A resource for development and comparison of multimodal brain 3T MRI harmonisation approaches
Published in Imaging Neuroscience, 2023
Recommended citation: Warrington, S., Ntata, A., Mougin, O., Campbell, J., Torchi, A., Craig, M., Alfaro-Almagro, F. , Miller, K., Morgan, P., Jenkinson, M., Sotiropoulos, S. (2023) “A resource for development and comparison of multimodal brain 3T MRI harmonisation approaches”, Imaging Neuroscience, https://doi.org/10.1162/imag_a_00042 https://doi.org/10.1162/imag_a_00042
Abstract:
Despite the huge potential of magnetic resonance imaging (MRI) in mapping and exploring the brain, MRI measures can often be limited in their consistency, reproducibility, and accuracy which subsequently restricts their quantifiability. Nuisance nonbiological factors, such as hardware, software, calibration differences between scanners, and post-processing options, can contribute to, or drive trends in, neuroimaging features to an extent that interferes with biological variability. Such lack of consistency, known as lack of harmonisation, across neuroimaging datasets poses a great challenge for our capabilities in quantitative MRI. Here, we build a new resource for comprehensively mapping the extent of the problem and objectively evaluating neuroimaging harmonisation approaches. We use a travelling-heads paradigm consisting of multimodal MRI data of 10 travelling subjects, each scanned at five different sites on six different 3 T scanners from all the three major vendors and using five neuroimaging modalities, providing more comprehensive coverage than before. We also acquire multiple within-scanner repeats for a subset of subjects, setting baselines for multimodal scan-rescan variability. Having extracted hundreds of imaging-derived phenotypes, we compare three forms of variability: (i) between-scanner, (ii) within-scanner (within-subject), and (iii) biological (between-subject). We characterise the reliability of features across scanners and use our resource as a testbed to enable new investigations that until now have been relatively unexplored.

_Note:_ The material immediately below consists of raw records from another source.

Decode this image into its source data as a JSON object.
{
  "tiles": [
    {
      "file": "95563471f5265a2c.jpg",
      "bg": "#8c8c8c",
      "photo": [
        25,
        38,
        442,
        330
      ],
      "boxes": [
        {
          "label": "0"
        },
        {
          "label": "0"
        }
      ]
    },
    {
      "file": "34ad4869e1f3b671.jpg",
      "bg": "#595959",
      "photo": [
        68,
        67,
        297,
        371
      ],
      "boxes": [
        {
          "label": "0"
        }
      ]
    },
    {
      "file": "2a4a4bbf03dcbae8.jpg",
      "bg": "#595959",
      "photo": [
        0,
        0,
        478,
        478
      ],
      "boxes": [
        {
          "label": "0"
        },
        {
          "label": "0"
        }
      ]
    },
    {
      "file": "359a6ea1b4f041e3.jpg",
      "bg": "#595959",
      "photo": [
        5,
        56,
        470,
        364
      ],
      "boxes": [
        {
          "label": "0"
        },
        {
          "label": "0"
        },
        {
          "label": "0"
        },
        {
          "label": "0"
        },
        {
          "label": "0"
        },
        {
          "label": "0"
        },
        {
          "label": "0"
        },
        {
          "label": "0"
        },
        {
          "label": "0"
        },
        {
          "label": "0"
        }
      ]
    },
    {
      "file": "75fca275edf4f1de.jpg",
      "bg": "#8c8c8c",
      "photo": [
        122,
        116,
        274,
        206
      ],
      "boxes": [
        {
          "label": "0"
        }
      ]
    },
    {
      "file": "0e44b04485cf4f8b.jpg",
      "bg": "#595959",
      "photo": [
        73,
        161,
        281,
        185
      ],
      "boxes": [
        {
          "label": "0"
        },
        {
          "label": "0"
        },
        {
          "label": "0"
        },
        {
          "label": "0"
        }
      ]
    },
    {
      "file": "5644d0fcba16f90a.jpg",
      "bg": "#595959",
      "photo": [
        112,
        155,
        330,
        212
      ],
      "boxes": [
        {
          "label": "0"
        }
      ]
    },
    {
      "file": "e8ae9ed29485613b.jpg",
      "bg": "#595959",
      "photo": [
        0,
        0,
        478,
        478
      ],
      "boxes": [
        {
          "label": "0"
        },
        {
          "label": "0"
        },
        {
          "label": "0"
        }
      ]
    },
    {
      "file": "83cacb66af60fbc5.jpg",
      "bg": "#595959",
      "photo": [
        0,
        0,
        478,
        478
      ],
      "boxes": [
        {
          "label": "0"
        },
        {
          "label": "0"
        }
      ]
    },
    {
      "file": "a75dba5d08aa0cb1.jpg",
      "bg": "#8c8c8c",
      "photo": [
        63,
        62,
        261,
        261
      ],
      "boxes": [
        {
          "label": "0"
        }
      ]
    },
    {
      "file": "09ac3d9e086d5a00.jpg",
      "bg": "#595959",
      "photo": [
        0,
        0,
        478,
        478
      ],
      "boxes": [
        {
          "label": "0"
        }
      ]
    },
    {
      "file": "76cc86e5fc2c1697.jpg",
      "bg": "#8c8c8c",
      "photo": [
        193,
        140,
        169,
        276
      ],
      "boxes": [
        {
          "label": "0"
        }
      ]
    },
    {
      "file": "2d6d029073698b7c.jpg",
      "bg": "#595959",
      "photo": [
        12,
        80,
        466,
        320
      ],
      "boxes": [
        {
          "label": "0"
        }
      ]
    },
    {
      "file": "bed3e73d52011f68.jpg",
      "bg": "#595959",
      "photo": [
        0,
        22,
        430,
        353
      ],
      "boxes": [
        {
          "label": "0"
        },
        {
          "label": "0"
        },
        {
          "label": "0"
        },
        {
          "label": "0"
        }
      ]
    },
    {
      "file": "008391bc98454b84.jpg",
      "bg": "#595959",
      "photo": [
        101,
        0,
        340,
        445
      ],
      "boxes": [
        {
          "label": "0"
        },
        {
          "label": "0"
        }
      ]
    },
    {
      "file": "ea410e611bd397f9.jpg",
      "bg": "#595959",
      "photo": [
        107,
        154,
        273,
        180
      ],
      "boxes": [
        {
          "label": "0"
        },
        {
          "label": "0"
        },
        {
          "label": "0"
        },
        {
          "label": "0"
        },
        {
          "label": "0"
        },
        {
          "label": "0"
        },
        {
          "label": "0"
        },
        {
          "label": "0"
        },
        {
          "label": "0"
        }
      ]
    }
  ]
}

Specifically, we identify optimal pipeline processing steps that minimise between-scanner variability in extracted features (implicit harmonisation). We also test the performance of post-processing harmonisation tools (explicit harmonisation) and specifically check their efficiency in reducing between-scanner variability against baseline standards provided by our data. Our explorations allow us to come up with good practice suggestions on processing steps and sets of features where results are more consistent, while our publicly released dataset (which we refer to as ON-Harmony) establishes references for future studies in this field.